Wśród dziennikarzy, jak i u przedstawicieli opozycji, krąży wiele teorii, dlaczego PiS zdecydowało się na podjęcie na koniec roku tematu statusu sędziów w postaci tzw. ustawy dyscyplinującej. Jedna z nich dotyczy „przykrycia" sprawy Mariana Banasia, przynajmniej krótkoterminowo. Inna dotyczy konieczności mobilizacji twardej części elektoratu przed kampanią prezydencką.
O przyczyny zapytaliśmy naszych rozmówców z różnych ośrodków w ramach szeroko pojętego obozu Zjednoczonej Prawicy. Odpowiedzi są podobne. – Tu nie chodzi o żadne odwracanie uwagi. Tym bardziej o Banasia. To reakcja na działania środowiska sędziowskiego, które w najbliższym czasie doprowadziłoby do całkowitej anarchii i chaosu. Jesteśmy wszyscy świadomi powagi tej sytuacji – tłumaczy „Rzeczpospolitej" osoba dobrze zorientowana w sytuacji.
I w tym ostrym podejściu obóz władzy przypomina bardziej lata 2015 i 2016 niż czas tuż przed wyborami prezydenckimi w roku 2020.
Jedność obozu
W sprawie sędziów cały obóz rządzący mówi praktycznie tym samym głosem. To na tle ostatnich debat w jego ramach – od czasu wyborów parlamentarnych – nowe zjawisko. Ostro o sędziach wypowiada się zwłaszcza prezydent Andrzej Duda. A to właśnie w kwestii wymiaru sprawiedliwości doszło między nim a jego zapleczem politycznym do największych sporów w trakcie tej kadencji. – Regułą w krajach demokratycznych jest to, że sędziowie nie zabierają głosu w sprawach politycznych i nie mieszają się w politykę – powiedział w poniedziałek prezydent. I dodał: „Jak widać potrzebne są przepisy, które będą jasno i wyraźnie określałyby, czego sędziowie nie powinni robić".

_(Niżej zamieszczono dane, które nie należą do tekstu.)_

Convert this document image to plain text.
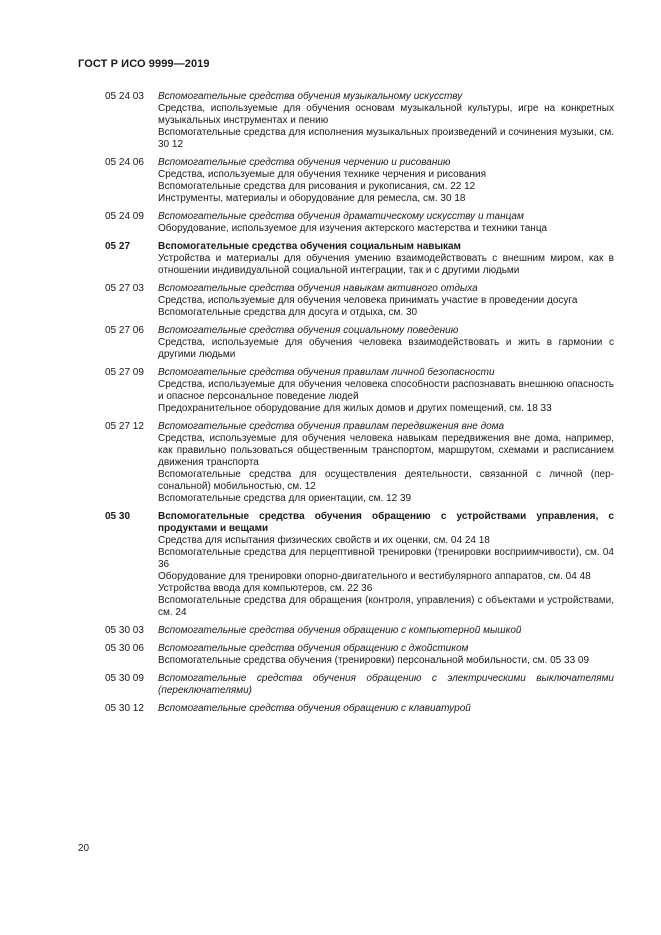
ГОСТ Р ИСО 9999—2019
05 24 03	Вспомогательные средства обучения музыкальному искусству
Средства, используемые для обучения основам музыкальной культуры, игре на конкретных музыкальных инструментах и пению
Вспомогательные средства для исполнения музыкальных произведений и сочинения музыки, см. 30 12
05 24 06	Вспомогательные средства обучения черчению и рисованию
Средства, используемые для обучения технике черчения и рисования
Вспомогательные средства для рисования и рукописания, см. 22 12
Инструменты, материалы и оборудование для ремесла, см. 30 18
05 24 09	Вспомогательные средства обучения драматическому искусству и танцам
Оборудование, используемое для изучения актерского мастерства и техники танца
05 27	Вспомогательные средства обучения социальным навыкам
Устройства и материалы для обучения умению взаимодействовать с внешним миром, как в отношении индивидуальной социальной интеграции, так и с другими людьми
05 27 03	Вспомогательные средства обучения навыкам активного отдыха
Средства, используемые для обучения человека принимать участие в проведении досуга
Вспомогательные средства для досуга и отдыха, см. 30
05 27 06	Вспомогательные средства обучения социальному поведению
Средства, используемые для обучения человека взаимодействовать и жить в гармонии с другими людьми
05 27 09	Вспомогательные средства обучения правилам личной безопасности
Средства, используемые для обучения человека способности распознавать внешнюю опасность и опасное персональное поведение людей
Предохранительное оборудование для жилых домов и других помещений, см. 18 33
05 27 12	Вспомогательные средства обучения правилам передвижения вне дома
Средства, используемые для обучения человека навыкам передвижения вне дома, например, как правильно пользоваться общественным транспортом, маршрутом, схемами и расписанием движения транспорта
Вспомогательные средства для осуществления деятельности, связанной с личной (персональной) мобильностью, см. 12
Вспомогательные средства для ориентации, см. 12 39
05 30	Вспомогательные средства обучения обращению с устройствами управления, с продуктами и вещами
Средства для испытания физических свойств и их оценки, см. 04 24 18
Вспомогательные средства для перцептивной тренировки (тренировки восприимчивости), см. 04 36
Оборудование для тренировки опорно-двигательного и вестибулярного аппаратов, см. 04 48
Устройства ввода для компьютеров, см. 22 36
Вспомогательные средства для обращения (контроля, управления) с объектами и устройствами, см. 24
05 30 03	Вспомогательные средства обучения обращению с компьютерной мышкой
05 30 06	Вспомогательные средства обучения обращению с джойстиком
Вспомогательные средства обучения (тренировки) персональной мобильности, см. 05 33 09
05 30 09	Вспомогательные средства обучения обращению с электрическими выключателями (переключателями)
05 30 12	Вспомогательные средства обучения обращению с клавиатурой
20
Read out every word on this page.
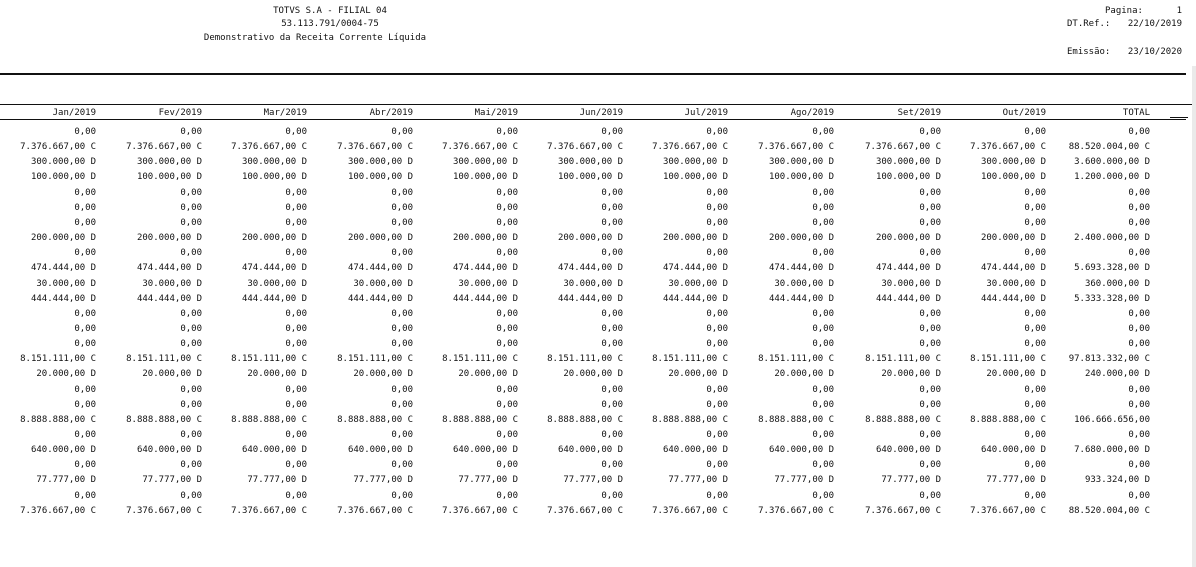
TOTVS S.A - FILIAL 04
53.113.791/0004-75
Demonstrativo da Receita Corrente Líquida
Pagina:	1
DT.Ref.:	22/10/2019
Emissão:	23/10/2020
Jan/2019	Fev/2019	Mar/2019	Abr/2019	Mai/2019	Jun/2019	Jul/2019	Ago/2019	Set/2019	Out/2019	TOTAL
0,00	0,00	0,00	0,00	0,00	0,00	0,00	0,00	0,00	0,00	0,00
7.376.667,00 C	7.376.667,00 C	7.376.667,00 C	7.376.667,00 C	7.376.667,00 C	7.376.667,00 C	7.376.667,00 C	7.376.667,00 C	7.376.667,00 C	7.376.667,00 C	88.520.004,00 C
300.000,00 D	300.000,00 D	300.000,00 D	300.000,00 D	300.000,00 D	300.000,00 D	300.000,00 D	300.000,00 D	300.000,00 D	300.000,00 D	3.600.000,00 D
100.000,00 D	100.000,00 D	100.000,00 D	100.000,00 D	100.000,00 D	100.000,00 D	100.000,00 D	100.000,00 D	100.000,00 D	100.000,00 D	1.200.000,00 D
0,00	0,00	0,00	0,00	0,00	0,00	0,00	0,00	0,00	0,00	0,00
0,00	0,00	0,00	0,00	0,00	0,00	0,00	0,00	0,00	0,00	0,00
0,00	0,00	0,00	0,00	0,00	0,00	0,00	0,00	0,00	0,00	0,00
200.000,00 D	200.000,00 D	200.000,00 D	200.000,00 D	200.000,00 D	200.000,00 D	200.000,00 D	200.000,00 D	200.000,00 D	200.000,00 D	2.400.000,00 D
0,00	0,00	0,00	0,00	0,00	0,00	0,00	0,00	0,00	0,00	0,00
474.444,00 D	474.444,00 D	474.444,00 D	474.444,00 D	474.444,00 D	474.444,00 D	474.444,00 D	474.444,00 D	474.444,00 D	474.444,00 D	5.693.328,00 D
30.000,00 D	30.000,00 D	30.000,00 D	30.000,00 D	30.000,00 D	30.000,00 D	30.000,00 D	30.000,00 D	30.000,00 D	30.000,00 D	360.000,00 D
444.444,00 D	444.444,00 D	444.444,00 D	444.444,00 D	444.444,00 D	444.444,00 D	444.444,00 D	444.444,00 D	444.444,00 D	444.444,00 D	5.333.328,00 D
0,00	0,00	0,00	0,00	0,00	0,00	0,00	0,00	0,00	0,00	0,00
0,00	0,00	0,00	0,00	0,00	0,00	0,00	0,00	0,00	0,00	0,00
0,00	0,00	0,00	0,00	0,00	0,00	0,00	0,00	0,00	0,00	0,00
8.151.111,00 C	8.151.111,00 C	8.151.111,00 C	8.151.111,00 C	8.151.111,00 C	8.151.111,00 C	8.151.111,00 C	8.151.111,00 C	8.151.111,00 C	8.151.111,00 C	97.813.332,00 C
20.000,00 D	20.000,00 D	20.000,00 D	20.000,00 D	20.000,00 D	20.000,00 D	20.000,00 D	20.000,00 D	20.000,00 D	20.000,00 D	240.000,00 D
0,00	0,00	0,00	0,00	0,00	0,00	0,00	0,00	0,00	0,00	0,00
0,00	0,00	0,00	0,00	0,00	0,00	0,00	0,00	0,00	0,00	0,00
8.888.888,00 C	8.888.888,00 C	8.888.888,00 C	8.888.888,00 C	8.888.888,00 C	8.888.888,00 C	8.888.888,00 C	8.888.888,00 C	8.888.888,00 C	8.888.888,00 C	106.666.656,00
0,00	0,00	0,00	0,00	0,00	0,00	0,00	0,00	0,00	0,00	0,00
640.000,00 D	640.000,00 D	640.000,00 D	640.000,00 D	640.000,00 D	640.000,00 D	640.000,00 D	640.000,00 D	640.000,00 D	640.000,00 D	7.680.000,00 D
0,00	0,00	0,00	0,00	0,00	0,00	0,00	0,00	0,00	0,00	0,00
77.777,00 D	77.777,00 D	77.777,00 D	77.777,00 D	77.777,00 D	77.777,00 D	77.777,00 D	77.777,00 D	77.777,00 D	77.777,00 D	933.324,00 D
0,00	0,00	0,00	0,00	0,00	0,00	0,00	0,00	0,00	0,00	0,00
7.376.667,00 C	7.376.667,00 C	7.376.667,00 C	7.376.667,00 C	7.376.667,00 C	7.376.667,00 C	7.376.667,00 C	7.376.667,00 C	7.376.667,00 C	7.376.667,00 C	88.520.004,00 C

Szeroko dyskutowana była też sprawa jego komentarza, który padł w trakcie spotkania z matką Emila Barchańskiego, najmłodszej ofiary stanu wojennego. – Poziom zakłamania tego towarzystwa i jego hipokryzji mnie osłabia – powiedział. Później jego doradcy tłumaczyli, że prezydent nie wiedział, że jest nagrywany. – To prezydent Andrzej Duda zaproponował wprowadzenie zmian w strukturze Sądu Najwyższego, które zakwestionował TSUE i SN. Nie bardzo dziwi jego ostra reakcja – zwraca nam uwagę nasz rozmówca z opozycji.